‘Power on virtual machine’ shows Completed, however the server never gets passed ‘Starting’ on the VMWare BIOS splash screen.
Initial Troubleshooting Steps:
1) I tried powering off/on the guest to no avail
2) I tried restarting the ccagent process on the host but that did not help in my case. However this may be worth trying in your case.
a) Connect to the ESX hosts Service Console via Putty
b) input the command to find the ccagent process: ps -ef | grep ccagent
c) determine the PPID or root PID of ccagent and type “kill -9 PPID” in order to kill the process, the process will automatically restart.
Cause:
I worked on this case with VMWare support and we reviewed the properties of the Guest and discovered there were about 8 RDM LUN mappings which were in a ‘dead’ status and were mysteriously attached to the guest (click ‘Manage Path’s’ to see the ‘dead’ status). These inaccessible RDM mappings were preventing the Guest from booting.

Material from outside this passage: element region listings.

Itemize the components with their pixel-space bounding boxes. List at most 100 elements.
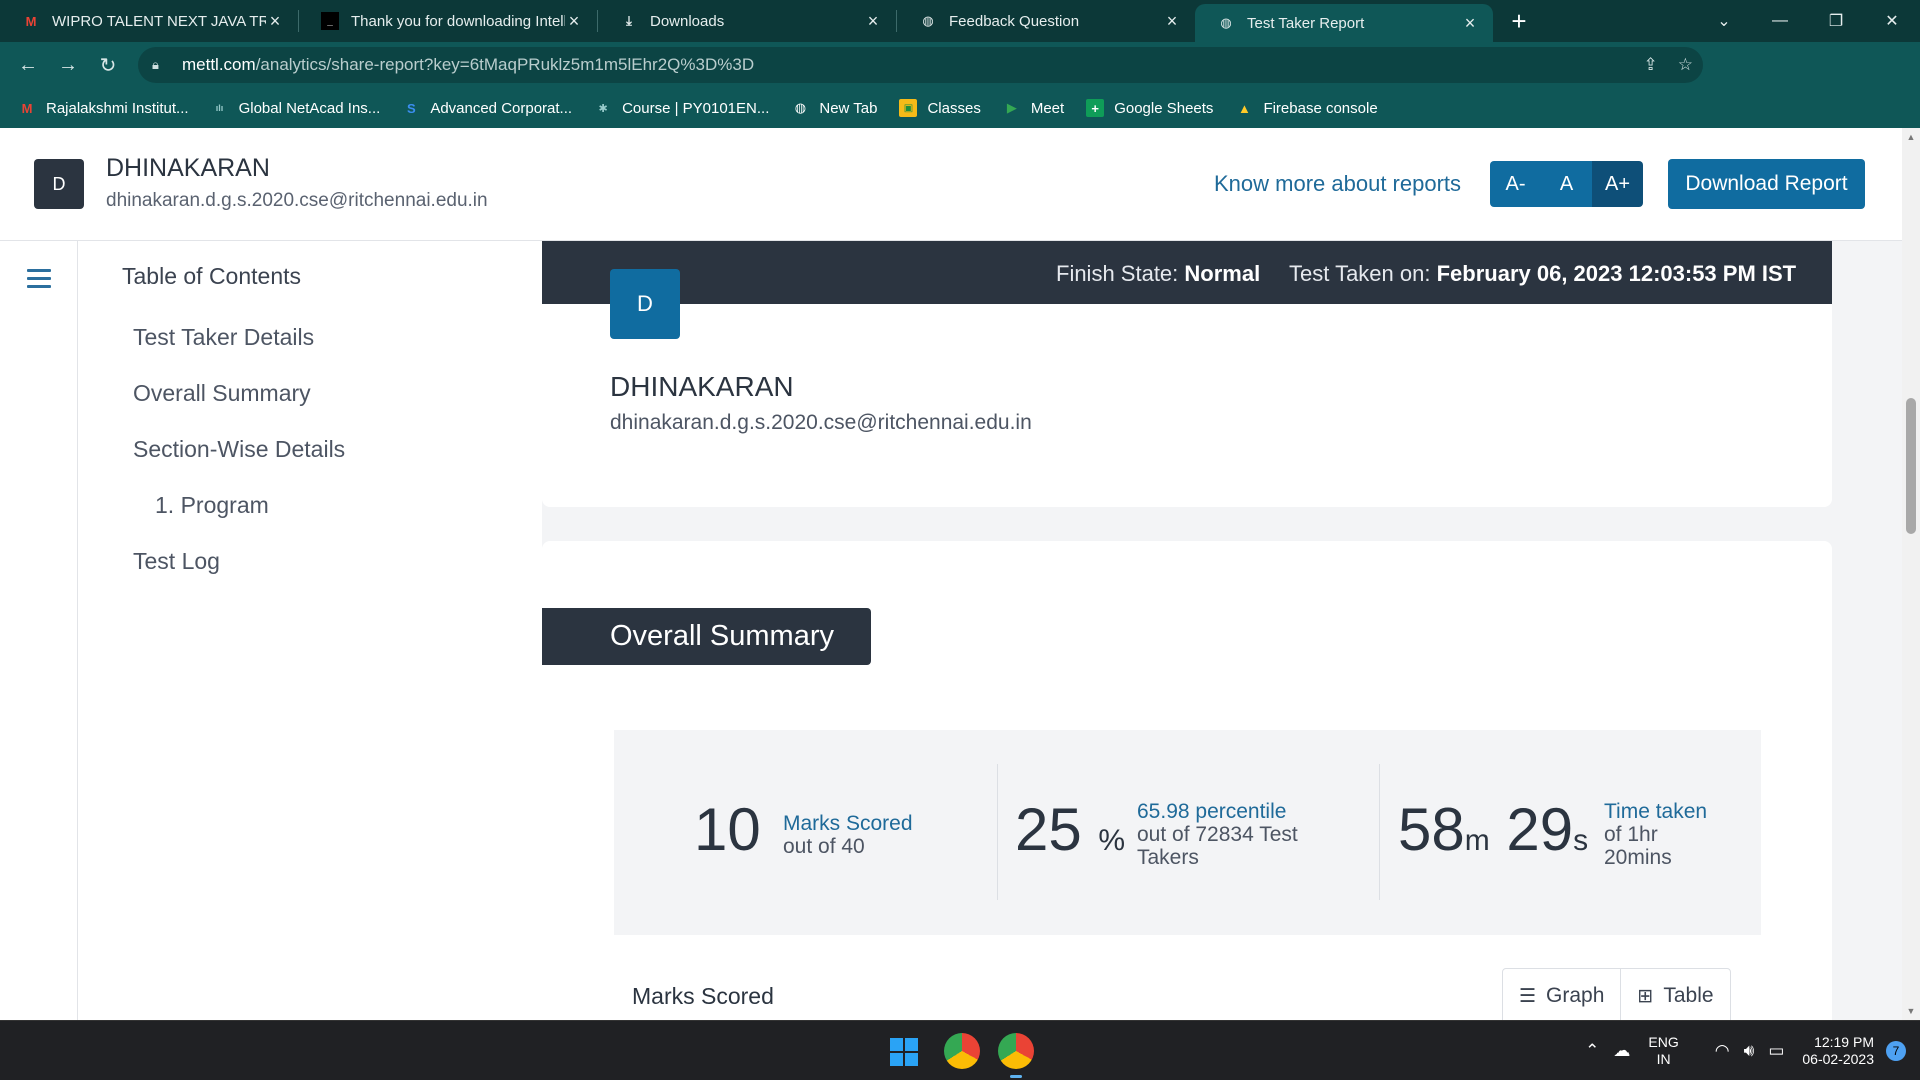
close-tab-icon[interactable]: × [565, 11, 583, 32]
url-host: mettl.com [182, 55, 256, 74]
tab-downloads[interactable]: ⤓ Downloads × [598, 0, 896, 42]
percentile-sub-line-1: out of 72834 Test [1137, 823, 1298, 846]
cisco-icon: ılı [215, 103, 224, 113]
toc-item-overall-summary[interactable]: Overall Summary [133, 380, 311, 407]
tab-intellij[interactable]: _ Thank you for downloading IntelliJ × [299, 0, 597, 42]
window-controls: ⌄ — ❐ ✕ [1696, 0, 1920, 42]
notification-badge[interactable]: 7 [1886, 1041, 1906, 1061]
globe-icon: ◍ [1220, 15, 1232, 30]
toc-item-test-taker-details[interactable]: Test Taker Details [133, 324, 314, 351]
chrome-profile-icon[interactable] [998, 1033, 1034, 1078]
windows-taskbar: ⌃ ☁ ENG IN ◠ 🔊︎ ▭ 12:19 PM 06-02-2023 7 [0, 1020, 1920, 1080]
gmail-icon: M [25, 13, 37, 29]
scroll-down-arrow-icon[interactable]: ▼ [1902, 1006, 1920, 1016]
classroom-icon: ▣ [899, 99, 918, 117]
new-tab-button[interactable]: + [1499, 6, 1539, 37]
page-scrollbar[interactable]: ▲ ▼ [1902, 128, 1920, 1020]
tab-title: Test Taker Report [1247, 14, 1365, 32]
percentile-sub-line-2: Takers [1137, 846, 1199, 869]
tab-title: Feedback Question [949, 12, 1080, 30]
url-bar[interactable]: 🔒︎ mettl.com/analytics/share-report?key=… [138, 47, 1703, 83]
clock-date: 06-02-2023 [1802, 1051, 1874, 1067]
forward-button[interactable]: → [48, 54, 88, 77]
close-window-button[interactable]: ✕ [1864, 11, 1920, 31]
bookmark-firebase[interactable]: ▲ Firebase console [1235, 99, 1378, 117]
battery-icon[interactable]: ▭ [1768, 1041, 1784, 1061]
bookmark-advanced-corporate[interactable]: S Advanced Corporat... [402, 99, 572, 117]
toc-item-program[interactable]: 1. Program [155, 492, 269, 519]
bookmark-label: Course | PY0101EN... [622, 99, 770, 117]
windows-start-icon[interactable] [890, 1038, 918, 1066]
bookmarks-bar: M Rajalakshmi Institut... ılı Global NetAc… [0, 88, 1920, 128]
close-tab-icon[interactable]: × [864, 11, 882, 32]
gmail-icon: M [21, 100, 33, 116]
font-normal-button[interactable]: A [1541, 161, 1592, 207]
close-tab-icon[interactable]: × [1461, 13, 1479, 34]
bookmark-rajalakshmi[interactable]: M Rajalakshmi Institut... [18, 99, 189, 117]
table-view-button[interactable]: ⊞ Table [1620, 969, 1729, 1020]
globe-icon: ◍ [922, 13, 934, 28]
close-tab-icon[interactable]: × [266, 11, 284, 32]
bookmark-course[interactable]: ✱ Course | PY0101EN... [594, 99, 769, 117]
know-more-link[interactable]: Know more about reports [1214, 171, 1461, 197]
bookmark-new-tab[interactable]: ◍ New Tab [791, 99, 878, 117]
close-tab-icon[interactable]: × [1163, 11, 1181, 32]
report-page: D DHINAKARAN dhinakaran.d.g.s.2020.cse@r… [0, 128, 1920, 1020]
firebase-icon: ▲ [1238, 100, 1251, 116]
tab-feedback[interactable]: ◍ Feedback Question × [897, 0, 1195, 42]
font-decrease-button[interactable]: A- [1490, 161, 1541, 207]
tab-title: Downloads [650, 12, 725, 30]
bookmark-label: Firebase console [1263, 99, 1378, 117]
wifi-icon[interactable]: ◠ [1715, 1041, 1730, 1061]
lock-icon[interactable]: 🔒︎ [152, 57, 166, 73]
tab-title: Thank you for downloading IntelliJ [351, 12, 565, 30]
download-report-button[interactable]: Download Report [1668, 159, 1865, 209]
marks-value: 10 [694, 796, 761, 863]
font-increase-button[interactable]: A+ [1592, 161, 1643, 207]
time-minutes-unit: m [1464, 824, 1490, 857]
list-icon: ☰ [1519, 985, 1537, 1007]
clock[interactable]: 12:19 PM 06-02-2023 [1802, 1034, 1874, 1069]
volume-icon[interactable]: 🔊︎ [1744, 1041, 1755, 1061]
toc-toggle-icon[interactable] [27, 269, 51, 293]
reload-button[interactable]: ↻ [88, 53, 128, 78]
scroll-up-arrow-icon[interactable]: ▲ [1902, 132, 1920, 142]
bookmark-star-icon[interactable]: ☆ [1678, 55, 1693, 75]
toc-item-test-log[interactable]: Test Log [133, 548, 220, 575]
tab-wipro[interactable]: M WIPRO TALENT NEXT JAVA TRAIN × [0, 0, 298, 42]
scrollbar-thumb[interactable] [1906, 398, 1916, 534]
stat-time: 58m 29s Time taken of 1hr 20mins [1379, 730, 1761, 935]
bookmark-label: Rajalakshmi Institut... [46, 99, 189, 117]
toc-item-section-wise-details[interactable]: Section-Wise Details [133, 436, 345, 463]
minimize-button[interactable]: — [1752, 12, 1808, 30]
lang-region: IN [1656, 1051, 1671, 1067]
back-button[interactable]: ← [8, 54, 48, 77]
language-indicator[interactable]: ENG IN [1648, 1034, 1678, 1069]
bookmark-meet[interactable]: ▶ Meet [1003, 99, 1064, 117]
bookmark-netacad[interactable]: ılı Global NetAcad Ins... [211, 99, 381, 117]
restore-button[interactable]: ❐ [1808, 11, 1864, 31]
time-seconds: 29 [1506, 796, 1574, 863]
tab-search-icon[interactable]: ⌄ [1696, 11, 1752, 31]
header-user-email: dhinakaran.d.g.s.2020.cse@ritchennai.edu… [106, 190, 488, 211]
marks-label: Marks Scored [783, 812, 913, 835]
tab-test-taker-report[interactable]: ◍ Test Taker Report × [1195, 4, 1493, 42]
summary-stats: 10 Marks Scored out of 40 25 % 65.98 per… [614, 730, 1761, 935]
test-info-banner: Finish State: Normal Test Taken on: Febr… [542, 241, 1832, 304]
stat-percentile: 25 % 65.98 percentile out of 72834 Test … [997, 730, 1380, 935]
onedrive-cloud-icon[interactable]: ☁ [1613, 1041, 1630, 1061]
overall-summary-heading: Overall Summary [542, 608, 871, 665]
meet-icon: ▶ [1006, 100, 1017, 115]
bookmark-label: Classes [927, 99, 981, 117]
graph-view-button[interactable]: ☰ Graph [1503, 969, 1620, 1020]
toc-title: Table of Contents [122, 263, 302, 289]
time-sub-line-2: 20mins [1604, 846, 1672, 869]
marks-scored-title: Marks Scored [632, 983, 774, 1009]
chevron-up-icon[interactable]: ⌃ [1585, 1041, 1599, 1061]
chrome-icon[interactable] [944, 1033, 980, 1069]
bookmark-sheets[interactable]: + Google Sheets [1086, 99, 1213, 117]
percent-number: 25 [1015, 796, 1082, 863]
share-icon[interactable]: ⇪ [1644, 55, 1658, 75]
side-rail [0, 241, 78, 1020]
bookmark-classes[interactable]: ▣ Classes [899, 99, 981, 117]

How did these erroneous RDM mappings get there? Well, according to VMWare support they have to be manually added by someone, but I dont think anyone on the IT staff did that. The only possibility I can think of is the RDM’s were as a result of some NetApp SnapManager for Exchange issues that the customer had been experiencing. SME mounts SnapShots when it does it’s verification process, if this process fails the SnapShots are often ‘stuck’. I mentioned this to VMWare support and they said this type of thing would only be attached at the host level and not the guest level so it is a mystery how these RDM mappings got there.
Resolution:
1) I clicked ‘Manage Path’s’ to determine which RDM mappings had a status of ‘dead’
2) Take screenshot of each RDM LUN Path before removing it
3) I removed only the RDM mappings that showed as ‘dead’
4) Virtual Machine automatically proceeded through the VMWare BIOS / POST Screen
Thank you very much. you have saved my day
Thanks for this post.
Regards
Just thank you, a lot!
It’s just saved my maintenance windows!
Was a LUN removed from the storage, and someone forgot to remove from VM.
Ty!
100 points for this post making it really easy to spot this issue. All by removing the dead RDM mappings.
Had exactly this problem today, a mysterious RDM appeared and halted a server boot. Removed it as described and problem solved.
Thanks for the fix. Saved my bacon…
That solved it for me too. Thank you for this post!
Thanks for this post.
It helped me with a server which after a patching restart won’t start again.
I checked the “Hard Disk” items and found exactly the same conditions explained.
After I applied the recommendation, server booted up successfully.
Thanks again.
Thanks for the post. This helped with a backup crash we had which left multiple raw lun mappings.